Oyunun erkek protagonisti Olaf Liljekrans“doğa”, “egemen kültür” ve “karşı-kültür” alanlarının kesişim noktasında durmaktadır. Bir yandan bu alanların her birinde var olur, diğer yandan her birinde var oluş sorunsalları yaşar. Normalde Alfild’e âşıktır ama annesine karşı gelemediği için zoraki de olsa Ingeborg ile evlenmeyi kabullenir. Diğer yandan Ingeborg da ona karşı hiçbir hissetmemekte ve aslında Hemming’i sevmektedir. Ancak “egemen kültür”ün değerleri bu ikilinin aşkının gerçekleşmesini mümkün kılmamaktadır. Oyun bu üç alanın çatışması ve Olaf’ın varoluşsal sorunlarını bir türlü çözüme kavuşturamaması teması üzerine kuruludur. Oyunun sonunda Olaf, nihayet tercihini “doğa”dan yana yapacak ve Alfild’le birlikte olmayı tercih edecektir. “Egemen kültür”e karşı savaş açan iki odak kendi içlerinde bir barış anlaşması yapıp birbirlerinin tercihlerine saygı duyduklarını açıkça ortaya koyacaklardır. İbsen adeta 19. yüzyılın egemen muhafazakâr kültürünün geleceğin dünyasında yerinin olmadığını ima eder gibidir.
İbsen’in Yaz Gecesi Rüyası’nı temel alan ilk denemesi Saint John Gecesi otoritelerce büyük bir başarısızlık olarak görülmüş ve bizzat yazarın kendisi tarafından toplu eserlerinin içerisinden çıkarılmıştır. Olaf Liljekrans’ın bu anlamda çok daha özgün ve dramatik yapı açısından çok daha gelişkin bir çalışma olduğu aşikardır. Yazarımız kaleme aldığı her yeni eserinde sanatsal gelişme kaydetmekte ve kalemi gittikçe güçlenmektedir. Solhaug’da Şölenile rüştünü ispatlamış ve öz güvenini yeni bir Shakespeare uyarlamasın el atacak oranda güçlendirmiştir.

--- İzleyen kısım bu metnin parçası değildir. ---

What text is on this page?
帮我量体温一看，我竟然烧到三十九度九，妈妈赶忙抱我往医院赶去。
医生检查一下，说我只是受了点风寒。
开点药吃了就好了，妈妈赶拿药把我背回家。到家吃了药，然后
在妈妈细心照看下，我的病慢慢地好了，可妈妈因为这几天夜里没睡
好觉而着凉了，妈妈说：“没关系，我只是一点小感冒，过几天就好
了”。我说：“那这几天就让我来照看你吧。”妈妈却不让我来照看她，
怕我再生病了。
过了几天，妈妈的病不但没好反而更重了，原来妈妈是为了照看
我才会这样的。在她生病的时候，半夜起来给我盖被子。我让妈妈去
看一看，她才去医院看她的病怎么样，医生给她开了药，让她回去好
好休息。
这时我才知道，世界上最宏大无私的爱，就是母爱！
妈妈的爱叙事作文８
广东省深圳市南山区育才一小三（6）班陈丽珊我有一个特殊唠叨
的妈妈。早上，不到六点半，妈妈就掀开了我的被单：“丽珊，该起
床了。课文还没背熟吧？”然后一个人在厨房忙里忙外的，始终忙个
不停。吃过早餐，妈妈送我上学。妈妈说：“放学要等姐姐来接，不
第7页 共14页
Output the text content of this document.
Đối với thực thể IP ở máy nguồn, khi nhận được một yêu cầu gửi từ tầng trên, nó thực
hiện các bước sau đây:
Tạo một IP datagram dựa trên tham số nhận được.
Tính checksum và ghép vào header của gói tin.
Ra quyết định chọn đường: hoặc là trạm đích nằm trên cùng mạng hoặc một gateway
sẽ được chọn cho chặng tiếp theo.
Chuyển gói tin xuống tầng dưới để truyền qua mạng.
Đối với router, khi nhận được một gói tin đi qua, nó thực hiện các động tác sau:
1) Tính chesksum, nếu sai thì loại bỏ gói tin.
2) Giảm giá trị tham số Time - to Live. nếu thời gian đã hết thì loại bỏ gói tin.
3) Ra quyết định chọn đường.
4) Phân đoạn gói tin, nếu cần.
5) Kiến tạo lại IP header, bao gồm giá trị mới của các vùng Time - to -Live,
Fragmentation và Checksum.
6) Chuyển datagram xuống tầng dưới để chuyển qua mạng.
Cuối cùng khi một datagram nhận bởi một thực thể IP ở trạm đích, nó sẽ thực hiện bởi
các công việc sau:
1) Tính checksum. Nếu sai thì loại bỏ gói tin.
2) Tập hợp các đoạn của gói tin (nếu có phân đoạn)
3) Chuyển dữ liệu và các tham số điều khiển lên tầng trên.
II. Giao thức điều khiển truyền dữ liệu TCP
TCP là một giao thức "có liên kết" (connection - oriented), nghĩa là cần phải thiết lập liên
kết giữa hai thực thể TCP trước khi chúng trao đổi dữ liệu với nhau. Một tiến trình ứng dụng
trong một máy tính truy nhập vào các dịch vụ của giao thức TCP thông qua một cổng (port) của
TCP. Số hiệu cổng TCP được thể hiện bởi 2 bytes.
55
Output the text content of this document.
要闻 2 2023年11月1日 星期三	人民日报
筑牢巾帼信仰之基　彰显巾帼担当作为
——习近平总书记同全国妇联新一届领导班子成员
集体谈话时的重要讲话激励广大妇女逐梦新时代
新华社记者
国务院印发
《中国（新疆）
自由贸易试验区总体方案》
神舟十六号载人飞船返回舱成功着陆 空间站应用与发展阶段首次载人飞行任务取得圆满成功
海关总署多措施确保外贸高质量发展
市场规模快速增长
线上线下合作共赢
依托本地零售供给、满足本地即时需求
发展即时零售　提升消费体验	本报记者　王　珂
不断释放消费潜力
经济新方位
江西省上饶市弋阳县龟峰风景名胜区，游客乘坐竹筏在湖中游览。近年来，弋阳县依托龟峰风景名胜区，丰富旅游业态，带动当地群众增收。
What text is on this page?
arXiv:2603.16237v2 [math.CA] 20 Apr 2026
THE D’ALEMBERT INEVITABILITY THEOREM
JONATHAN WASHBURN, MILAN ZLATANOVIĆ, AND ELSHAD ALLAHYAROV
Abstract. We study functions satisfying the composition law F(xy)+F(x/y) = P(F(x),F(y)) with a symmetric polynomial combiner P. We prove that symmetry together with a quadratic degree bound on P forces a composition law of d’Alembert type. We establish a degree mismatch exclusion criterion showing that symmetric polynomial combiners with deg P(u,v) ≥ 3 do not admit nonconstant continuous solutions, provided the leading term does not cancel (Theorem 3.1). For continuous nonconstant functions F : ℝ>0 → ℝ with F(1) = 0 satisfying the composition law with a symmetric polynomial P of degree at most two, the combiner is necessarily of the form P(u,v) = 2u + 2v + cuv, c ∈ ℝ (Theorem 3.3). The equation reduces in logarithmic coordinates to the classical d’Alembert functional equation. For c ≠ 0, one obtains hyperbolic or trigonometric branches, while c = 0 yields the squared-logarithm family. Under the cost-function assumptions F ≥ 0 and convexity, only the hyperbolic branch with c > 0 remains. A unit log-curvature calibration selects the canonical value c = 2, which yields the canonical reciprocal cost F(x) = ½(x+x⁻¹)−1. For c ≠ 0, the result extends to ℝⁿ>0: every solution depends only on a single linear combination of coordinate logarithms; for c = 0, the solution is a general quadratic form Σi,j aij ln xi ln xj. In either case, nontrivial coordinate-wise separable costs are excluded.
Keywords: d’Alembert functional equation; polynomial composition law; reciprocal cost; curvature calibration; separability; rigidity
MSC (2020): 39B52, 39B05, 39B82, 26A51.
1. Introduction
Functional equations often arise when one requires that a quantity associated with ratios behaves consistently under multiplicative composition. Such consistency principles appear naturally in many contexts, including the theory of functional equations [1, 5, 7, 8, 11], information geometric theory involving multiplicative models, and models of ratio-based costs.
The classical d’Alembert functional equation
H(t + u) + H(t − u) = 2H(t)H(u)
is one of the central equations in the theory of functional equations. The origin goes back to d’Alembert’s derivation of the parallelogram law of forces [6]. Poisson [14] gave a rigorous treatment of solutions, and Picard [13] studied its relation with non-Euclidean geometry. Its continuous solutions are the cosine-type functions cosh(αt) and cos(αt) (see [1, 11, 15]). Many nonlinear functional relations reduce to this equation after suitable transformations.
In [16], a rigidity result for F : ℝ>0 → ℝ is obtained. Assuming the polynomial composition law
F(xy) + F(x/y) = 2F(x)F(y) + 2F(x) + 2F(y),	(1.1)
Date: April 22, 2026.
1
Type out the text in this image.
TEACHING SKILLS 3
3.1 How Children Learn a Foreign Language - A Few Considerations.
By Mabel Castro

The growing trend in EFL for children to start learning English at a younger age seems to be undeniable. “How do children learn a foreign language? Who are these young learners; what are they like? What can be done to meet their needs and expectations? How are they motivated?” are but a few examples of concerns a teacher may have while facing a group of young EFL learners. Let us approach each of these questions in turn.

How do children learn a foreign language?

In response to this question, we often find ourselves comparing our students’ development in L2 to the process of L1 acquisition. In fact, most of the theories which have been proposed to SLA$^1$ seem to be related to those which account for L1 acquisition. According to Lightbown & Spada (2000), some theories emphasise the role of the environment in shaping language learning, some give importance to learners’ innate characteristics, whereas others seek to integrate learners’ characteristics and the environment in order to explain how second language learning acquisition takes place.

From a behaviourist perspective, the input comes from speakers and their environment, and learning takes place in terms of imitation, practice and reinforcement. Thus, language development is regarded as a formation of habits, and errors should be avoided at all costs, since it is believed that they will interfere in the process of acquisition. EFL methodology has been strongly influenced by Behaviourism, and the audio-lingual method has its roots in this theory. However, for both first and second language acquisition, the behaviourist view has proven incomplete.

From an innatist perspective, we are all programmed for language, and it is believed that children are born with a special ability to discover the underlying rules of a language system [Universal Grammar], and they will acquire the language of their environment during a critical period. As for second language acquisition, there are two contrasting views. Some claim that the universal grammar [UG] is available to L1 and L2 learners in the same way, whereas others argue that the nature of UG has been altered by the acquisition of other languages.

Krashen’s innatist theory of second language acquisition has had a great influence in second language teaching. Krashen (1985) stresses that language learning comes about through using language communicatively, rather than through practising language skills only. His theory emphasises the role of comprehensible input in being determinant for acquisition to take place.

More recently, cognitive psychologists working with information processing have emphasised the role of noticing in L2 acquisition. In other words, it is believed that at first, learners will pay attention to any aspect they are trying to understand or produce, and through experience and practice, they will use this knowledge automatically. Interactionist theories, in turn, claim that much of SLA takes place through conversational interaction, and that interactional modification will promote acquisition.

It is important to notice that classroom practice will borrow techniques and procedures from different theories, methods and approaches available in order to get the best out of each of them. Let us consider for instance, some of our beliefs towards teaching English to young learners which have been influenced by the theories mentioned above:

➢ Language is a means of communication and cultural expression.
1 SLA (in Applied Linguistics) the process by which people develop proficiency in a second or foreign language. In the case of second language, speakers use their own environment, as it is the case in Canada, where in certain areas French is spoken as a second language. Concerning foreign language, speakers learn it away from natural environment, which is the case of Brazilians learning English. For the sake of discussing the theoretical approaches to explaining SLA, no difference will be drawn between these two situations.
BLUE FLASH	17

Bergen’de Olaf Liljekrans’a yönelik tepkiler gerek gişe başarısı gerekse eleştirmenlerin övgüleri açısından Şölen’in çok uzağında kaldı. Bununla birlikte oyundan sonra Bergen Edebiyat Topluluğu onun konuşmacı olarak katılacağı “Halk Şarkılarının Şiir Sanatındaki Yeri” başlıklı bir konuşma organize etti. İbsen konuşmasında halk şiirinin bir ulusun en büyük kültürel zenginlik kaynaklarından birisi olduğunu ve milli bir dramanın aradığı ilhamı bu kaynakta bulacağını savunuyordu.[10] Bunlar o dönem için çok da yeni ve orijinal düşünceler olmasa da bu tür etkinliklere davet ediliyor olması genç yazarın artık içinde yaşadığı toplulukta saygı gördüğünü ortaya koyması açısından önemliydi.
***
Olaf Liljekrans İbsen’in Bergen’de yazıp yönettiği son oyun oldu. 1857 yılında Christiania Norveç Tiyatrosu’nun yeni bir sanat yönetmeni aradığı ilan edildi. Görev İbsen’e önerildiğinde yazar bunu hemen kabul etti. Rüştünü ispatladığı ve ilk önemli deneyimlerini yaşadığı şehir olan Bergen’den ayrılması kolay olmayacaktı. Ancak bu yeni görev onun elindeki sanatsal araçların daha gelişkin olmasını sağlayacaktı. Aynı zamanda daha iyi bir maaş alacağı da ortadaydı. Evlilik hazırlıkları içerisindeki İbsen için bu da kararını etkileyen önemli bir etkendi. 18 yaşındaki Suzannah Thoresen ilerleyen yıllarda İbsen’in sadece eşi olmayacak, aynı zamanda ailesinden edindiği kültürel ve sanatsal birikim aracılığıyla onun eserlerinin en iyi eleştirmeni ve manevi destekçisi de olacaktı. İbsen sonraki yıllarda hayat arkadaşını şu cümlelerle tanımlayacaktı: “Çok güçlü karakteri olan bir kadın; mantığa dayalı olmayan güçlü şiirsel içgüdüsü ve geniş görüşlü, liberal kafa yapısıyla küçük hesapçı yaklaşımlardan nefret eden tam ihtiyacım olan kişi.”[11]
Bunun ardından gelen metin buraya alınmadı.